There has been a trifecta of very recent news regarding the Space Launch System, which I almost missed given the frenetic activity associated with North Korea’s strategic nuclear programmes.
NASA reports that a full scale model of the core of the Space Launch System, key to a future manned Mars mission, known as the Core Pathfinder, will soon be delivered to it by a contractor. Late in August NASA also completed static hot fire ground tests of the controller on the RS-25 engine, a cluster of four of which will feature on the SLS first stage, and NASA also just announced completion of testing of the SLS Block 1 and 1B Solid Rocket Booster avionics.
The full scale model of the SLS core stage, that is the Core Pathfinder, will be used to practice handling and transportation of the core stage prior to doing so with the real thing. It’s interesting to read, in the above linked report, that the smallest part of the Core Pathfinder, the lock on fittings for the SRBs, is the most expensive.

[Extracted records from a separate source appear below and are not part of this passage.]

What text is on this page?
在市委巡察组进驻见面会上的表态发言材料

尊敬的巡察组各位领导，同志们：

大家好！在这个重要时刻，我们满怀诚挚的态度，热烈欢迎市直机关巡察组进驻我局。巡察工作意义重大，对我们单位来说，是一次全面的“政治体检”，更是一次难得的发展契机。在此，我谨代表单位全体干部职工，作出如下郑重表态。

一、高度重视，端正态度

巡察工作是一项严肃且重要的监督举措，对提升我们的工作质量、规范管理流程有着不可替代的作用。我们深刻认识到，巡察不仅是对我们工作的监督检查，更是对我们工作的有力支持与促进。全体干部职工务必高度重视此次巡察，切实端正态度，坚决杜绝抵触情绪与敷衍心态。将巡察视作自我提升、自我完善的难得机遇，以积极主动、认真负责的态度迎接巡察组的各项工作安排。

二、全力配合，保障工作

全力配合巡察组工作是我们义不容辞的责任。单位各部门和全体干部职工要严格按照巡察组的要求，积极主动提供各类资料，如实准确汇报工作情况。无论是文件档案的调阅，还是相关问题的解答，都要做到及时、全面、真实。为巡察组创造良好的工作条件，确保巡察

The RS-25 controller is essential for controlling the flow rate of propellants to the RS-25 combustion chamber and so thereby managing the thrust of the engine. The SRB avionics plays a similar role, although of course the SRB boosters are solid fuelled. The RS-25 was the Space Shuttle Main Engine, however the controller on the RS-25 for the SLS is more efficient. The SRB for the Block I and Block 1B variant of the SLS are derived from the Space Shuttle’s SRBs, but the final Block 2 will use more advanced boosters than the Shuttle SRB.

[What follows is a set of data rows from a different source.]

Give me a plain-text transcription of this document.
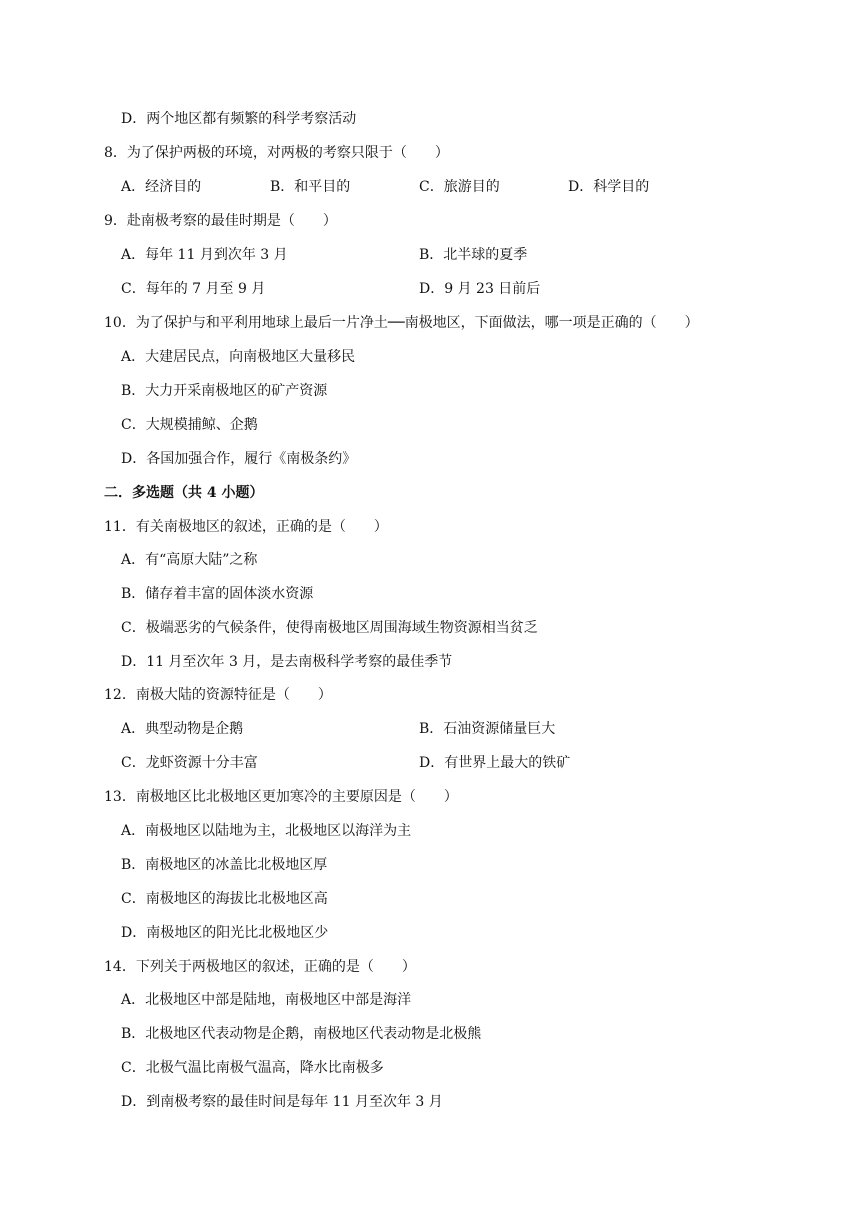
D．两个地区都有频繁的科学考察活动
8．为了保护两极的环境，对两极的考察只限于（　　）
A．经济目的	B．和平目的	C．旅游目的	D．科学目的
9．赴南极考察的最佳时期是（　　）
A．每年 11 月到次年 3 月	B．北半球的夏季
C．每年的 7 月至 9 月	D．9 月 23 日前后
10．为了保护与和平利用地球上最后一片净土──南极地区，下面做法，哪一项是正确的（　　）
A．大建居民点，向南极地区大量移民
B．大力开采南极地区的矿产资源
C．大规模捕鲸、企鹅
D．各国加强合作，履行《南极条约》
二．多选题（共 4 小题）
11．有关南极地区的叙述，正确的是（　　）
A．有“高原大陆”之称
B．储存着丰富的固体淡水资源
C．极端恶劣的气候条件，使得南极地区周围海域生物资源相当贫乏
D．11 月至次年 3 月，是去南极科学考察的最佳季节
12．南极大陆的资源特征是（　　）
A．典型动物是企鹅	B．石油资源储量巨大
C．龙虾资源十分丰富	D．有世界上最大的铁矿
13．南极地区比北极地区更加寒冷的主要原因是（　　）
A．南极地区以陆地为主，北极地区以海洋为主
B．南极地区的冰盖比北极地区厚
C．南极地区的海拔比北极地区高
D．南极地区的阳光比北极地区少
14．下列关于两极地区的叙述，正确的是（　　）
A．北极地区中部是陆地，南极地区中部是海洋
B．北极地区代表动物是企鹅，南极地区代表动物是北极熊
C．北极气温比南极气温高，降水比南极多
D．到南极考察的最佳时间是每年 11 月至次年 3 月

Here’s a cool video of a test of the SLS SRB. Bang!!!
The SLS is controversial, mainly on two grounds. Firstly, it is argued that a cheaper more efficient heavy lift space launch vehicle than the SLS could have been developed. Secondly, and more fundamentally, it is argued that a manned mission to Mars will add little of real value to space exploration and that it would be better to devote available funds to exploration of the solar system, especially exploration of the moons of Jupiter and Saturn which hold much more scientific promise.
Multiple news on the SLS front got me thinking about the very concept of space exploration, given the controversy associated with the SLS. It seems to me that space exploration is all about putting the Copernican Principle to the experimental test. How uniform are planetary dynamics, that is can we develop a general theory of planetary systems that includes geology as a subset? Are there other life forms, how uniform if so, and is there a general theory of evolution? Are there any forms of extra-terrestrial intelligence, and what might that say about higher order cognitive systems more broadly? Such questions are the essence of space exploration, and when you think about the matter a tad it all seems to come back to the Copernican Principle.

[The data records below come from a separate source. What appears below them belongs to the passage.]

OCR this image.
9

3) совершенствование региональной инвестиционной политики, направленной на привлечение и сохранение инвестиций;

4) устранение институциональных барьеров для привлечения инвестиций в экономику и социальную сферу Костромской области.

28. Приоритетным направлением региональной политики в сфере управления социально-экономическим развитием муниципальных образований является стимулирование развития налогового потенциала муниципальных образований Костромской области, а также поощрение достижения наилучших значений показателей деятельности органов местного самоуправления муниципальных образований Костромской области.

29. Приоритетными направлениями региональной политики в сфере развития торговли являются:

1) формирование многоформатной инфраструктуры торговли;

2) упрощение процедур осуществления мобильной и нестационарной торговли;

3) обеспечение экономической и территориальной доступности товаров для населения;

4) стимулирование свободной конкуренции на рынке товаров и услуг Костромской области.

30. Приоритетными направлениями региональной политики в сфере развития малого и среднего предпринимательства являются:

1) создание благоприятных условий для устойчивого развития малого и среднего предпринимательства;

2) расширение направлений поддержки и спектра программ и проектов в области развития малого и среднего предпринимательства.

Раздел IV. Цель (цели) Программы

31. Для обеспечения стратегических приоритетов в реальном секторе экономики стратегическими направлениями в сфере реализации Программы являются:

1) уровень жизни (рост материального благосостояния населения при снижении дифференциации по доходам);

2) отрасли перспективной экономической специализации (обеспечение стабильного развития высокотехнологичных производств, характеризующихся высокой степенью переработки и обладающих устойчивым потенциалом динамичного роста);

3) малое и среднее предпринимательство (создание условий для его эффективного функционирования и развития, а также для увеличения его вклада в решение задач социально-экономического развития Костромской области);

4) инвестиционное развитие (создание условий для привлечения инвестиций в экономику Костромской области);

Personally, I think this is well worth doing and well worth the investment. Space exploration takes many forms; one can argue that terrestrial astronomy is a form of space exploration on the same continuum as space flight. Space exploration, for genuinely scientific purposes, is one of our grandest ventures, surely on a par with anything flying out of particle collisions at CERN.
That being the case, what would be of more value regarding empirical testing of the Copernican Principle? A manned mission to Mars or further exploration of the Solar System?
I’m kind of thinking the latter.